The pen, ink and gouache works of Minneapolis-based artist Nick Howard are a visually startling exercise in repetition, form and mass-psychology. By carefully rendering similar figures gathered together in masses, each drawing creates formations and shapes that echo the power of a collected focus, or the terror of mob mentality. Using a style that is precise yet simple, individual figures blend into one another despite their unique features, masks, several mouths and monochrome capes. Enhancing the eerie and silent quality of the works is the monuments that occasionally appear, built by the nameless and faceless, or simply serving as a symbolic, yet arbitrary, gathering point.
Says Howard in a statement of his work, “I am fascinated with people, relationships and mass psychology. In particular, I am interested in how the mind works and how the feelings, thoughts, ideas, and perceptions we have create our world both personally and collectively. I find inspiration for my work by both looking outwards and inwards.”

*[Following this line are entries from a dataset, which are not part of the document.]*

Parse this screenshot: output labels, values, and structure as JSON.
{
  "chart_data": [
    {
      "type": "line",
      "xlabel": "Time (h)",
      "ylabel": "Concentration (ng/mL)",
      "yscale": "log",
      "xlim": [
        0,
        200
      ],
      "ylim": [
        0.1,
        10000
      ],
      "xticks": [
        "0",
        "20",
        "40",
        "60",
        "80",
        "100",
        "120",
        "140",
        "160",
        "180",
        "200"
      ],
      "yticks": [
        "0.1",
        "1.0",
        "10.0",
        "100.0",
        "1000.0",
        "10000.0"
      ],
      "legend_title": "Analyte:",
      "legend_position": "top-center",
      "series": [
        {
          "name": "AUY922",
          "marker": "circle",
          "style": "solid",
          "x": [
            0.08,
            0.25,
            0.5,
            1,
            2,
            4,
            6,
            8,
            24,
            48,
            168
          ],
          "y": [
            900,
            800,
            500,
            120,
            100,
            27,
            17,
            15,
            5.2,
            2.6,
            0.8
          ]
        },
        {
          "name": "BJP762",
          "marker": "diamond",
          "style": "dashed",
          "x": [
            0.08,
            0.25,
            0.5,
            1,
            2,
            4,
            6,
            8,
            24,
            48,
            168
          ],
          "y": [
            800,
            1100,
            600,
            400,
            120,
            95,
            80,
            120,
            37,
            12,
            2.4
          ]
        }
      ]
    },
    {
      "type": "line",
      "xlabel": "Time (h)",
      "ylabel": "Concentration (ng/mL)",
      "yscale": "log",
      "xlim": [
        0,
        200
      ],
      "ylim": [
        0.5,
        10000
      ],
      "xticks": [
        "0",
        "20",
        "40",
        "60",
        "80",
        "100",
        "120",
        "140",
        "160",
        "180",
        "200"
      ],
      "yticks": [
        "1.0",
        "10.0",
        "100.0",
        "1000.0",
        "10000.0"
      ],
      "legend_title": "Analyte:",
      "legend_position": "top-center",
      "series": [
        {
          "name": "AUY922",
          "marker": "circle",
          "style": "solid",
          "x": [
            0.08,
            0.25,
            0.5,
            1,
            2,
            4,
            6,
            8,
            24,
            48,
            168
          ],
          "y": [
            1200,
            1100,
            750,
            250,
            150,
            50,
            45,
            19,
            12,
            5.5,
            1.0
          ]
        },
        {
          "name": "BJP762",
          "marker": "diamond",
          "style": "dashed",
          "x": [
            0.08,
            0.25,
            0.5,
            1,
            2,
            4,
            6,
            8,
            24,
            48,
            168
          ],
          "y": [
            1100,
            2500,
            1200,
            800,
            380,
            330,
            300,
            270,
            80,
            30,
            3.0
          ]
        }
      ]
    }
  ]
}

This simultaneous outward and inward focus is particularly fascinating, as it illuminates the allure of the collective – whereas one figure alone might not illicit an emotional or aesthetic response, hundreds or thousands of them, carefully drawn and carefully placed, create a sum that is greater than its parts. Similarly, the drawings tap into the simultaneous feeling of empowerment within a large group, as well as the loss of individual and personal control.